“Di Bumi ini, perbedaan
telah menjadi bahasan dari beribu-ribu tahun yang lalu. Dalam perjalanan umat
manusia hidup, tak akan lupa bagaimana konflik yang dilandasi perbedaan tentang
hal apapun akan menjadi momok yang menakutkan bagi keberlangsungan hidup umat
manusia. Lihat saja peperangan yang terjadi pada masa kerajaan-kerajaan,
saat Perang Dunia I dan II , konflik di
Timur Tengah, sampai konflik antar suku dibelahan dunia manapun. Semuanya itu
terjadi karena kesalah pahaman atas memaknai perbedaan juga bagaimana menghargai sesama manusia.
Disitulah letak kepahaman akan multikultur dan pluralisme dibutuhkan untuk
kedamaian hidup di Bumi ini”.
Selayang pandang
Negeri ini adalah negeri yang sangat kaya akan perbedaan yang
indah.

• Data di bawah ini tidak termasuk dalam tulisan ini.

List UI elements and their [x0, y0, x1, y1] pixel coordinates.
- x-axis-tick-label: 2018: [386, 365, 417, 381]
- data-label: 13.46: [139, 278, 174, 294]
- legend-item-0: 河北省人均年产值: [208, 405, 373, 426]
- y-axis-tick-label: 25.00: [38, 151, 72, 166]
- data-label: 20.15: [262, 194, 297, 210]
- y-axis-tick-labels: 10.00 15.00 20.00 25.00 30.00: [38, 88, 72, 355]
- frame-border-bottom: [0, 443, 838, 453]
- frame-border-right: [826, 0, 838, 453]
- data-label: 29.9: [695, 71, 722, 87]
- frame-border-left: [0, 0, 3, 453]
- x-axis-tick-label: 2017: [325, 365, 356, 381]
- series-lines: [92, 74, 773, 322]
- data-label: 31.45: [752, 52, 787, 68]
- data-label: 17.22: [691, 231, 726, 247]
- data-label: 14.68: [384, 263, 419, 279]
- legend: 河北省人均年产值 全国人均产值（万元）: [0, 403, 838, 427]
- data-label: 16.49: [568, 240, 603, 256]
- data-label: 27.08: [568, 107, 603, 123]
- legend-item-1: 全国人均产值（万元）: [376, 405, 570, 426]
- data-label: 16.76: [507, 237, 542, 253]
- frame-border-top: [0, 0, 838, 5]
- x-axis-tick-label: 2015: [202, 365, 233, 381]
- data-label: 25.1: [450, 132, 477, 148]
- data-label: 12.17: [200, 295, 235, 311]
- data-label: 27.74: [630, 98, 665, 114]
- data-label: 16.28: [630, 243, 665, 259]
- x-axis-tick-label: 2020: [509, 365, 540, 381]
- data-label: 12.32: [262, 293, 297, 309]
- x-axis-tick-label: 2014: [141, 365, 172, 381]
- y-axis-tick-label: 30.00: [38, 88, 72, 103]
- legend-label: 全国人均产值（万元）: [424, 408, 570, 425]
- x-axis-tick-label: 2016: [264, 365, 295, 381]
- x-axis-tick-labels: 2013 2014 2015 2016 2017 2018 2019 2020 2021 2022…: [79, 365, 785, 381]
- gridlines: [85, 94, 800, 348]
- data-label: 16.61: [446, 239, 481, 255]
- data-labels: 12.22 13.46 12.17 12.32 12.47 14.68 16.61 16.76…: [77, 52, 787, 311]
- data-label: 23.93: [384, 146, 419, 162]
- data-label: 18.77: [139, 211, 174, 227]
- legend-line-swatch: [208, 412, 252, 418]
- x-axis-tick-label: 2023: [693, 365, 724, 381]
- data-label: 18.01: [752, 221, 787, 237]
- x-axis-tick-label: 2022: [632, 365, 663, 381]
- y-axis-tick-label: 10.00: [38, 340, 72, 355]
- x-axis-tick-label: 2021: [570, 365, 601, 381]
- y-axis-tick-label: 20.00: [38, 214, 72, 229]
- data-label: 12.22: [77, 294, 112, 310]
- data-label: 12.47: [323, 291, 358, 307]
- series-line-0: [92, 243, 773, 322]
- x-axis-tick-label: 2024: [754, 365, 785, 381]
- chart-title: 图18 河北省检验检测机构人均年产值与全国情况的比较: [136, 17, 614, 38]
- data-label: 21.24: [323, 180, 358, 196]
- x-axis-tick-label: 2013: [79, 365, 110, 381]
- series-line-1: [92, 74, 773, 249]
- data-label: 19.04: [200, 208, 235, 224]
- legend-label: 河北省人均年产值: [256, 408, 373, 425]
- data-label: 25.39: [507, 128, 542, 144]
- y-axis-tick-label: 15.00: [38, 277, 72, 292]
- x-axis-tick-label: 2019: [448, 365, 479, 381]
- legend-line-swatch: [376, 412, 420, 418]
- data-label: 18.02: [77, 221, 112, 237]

Jika kita melakukan perjalanan dari Sabang sampai Merauke, kita akan
menjumpai ribuan realita yang menjelaskan alangkah menakjubkannya keanekaragaman Nusantara ini: budaya, suku, bahasa, keyakinan,
hingga perilaku sosial yang berupa-rupa. Tak banyak warga
negeri ini yang tahu, berapa persisnya jumlah suku bangsa di Indonesia. Akan tetapi, Badan Pusat Statistik (BPS)
ternyata telah melakukan survei mengenai jumlah suku bangsa tersebut. Kepala
BPS, Rusman Heriawan, menyampaikan
bahwa dari hasil sensus penduduk terakhir pada tahun 2011,
diketahui bahwa Indonesia terdiri dari 1.128 suku bangsa.(JP Rabu 3/2)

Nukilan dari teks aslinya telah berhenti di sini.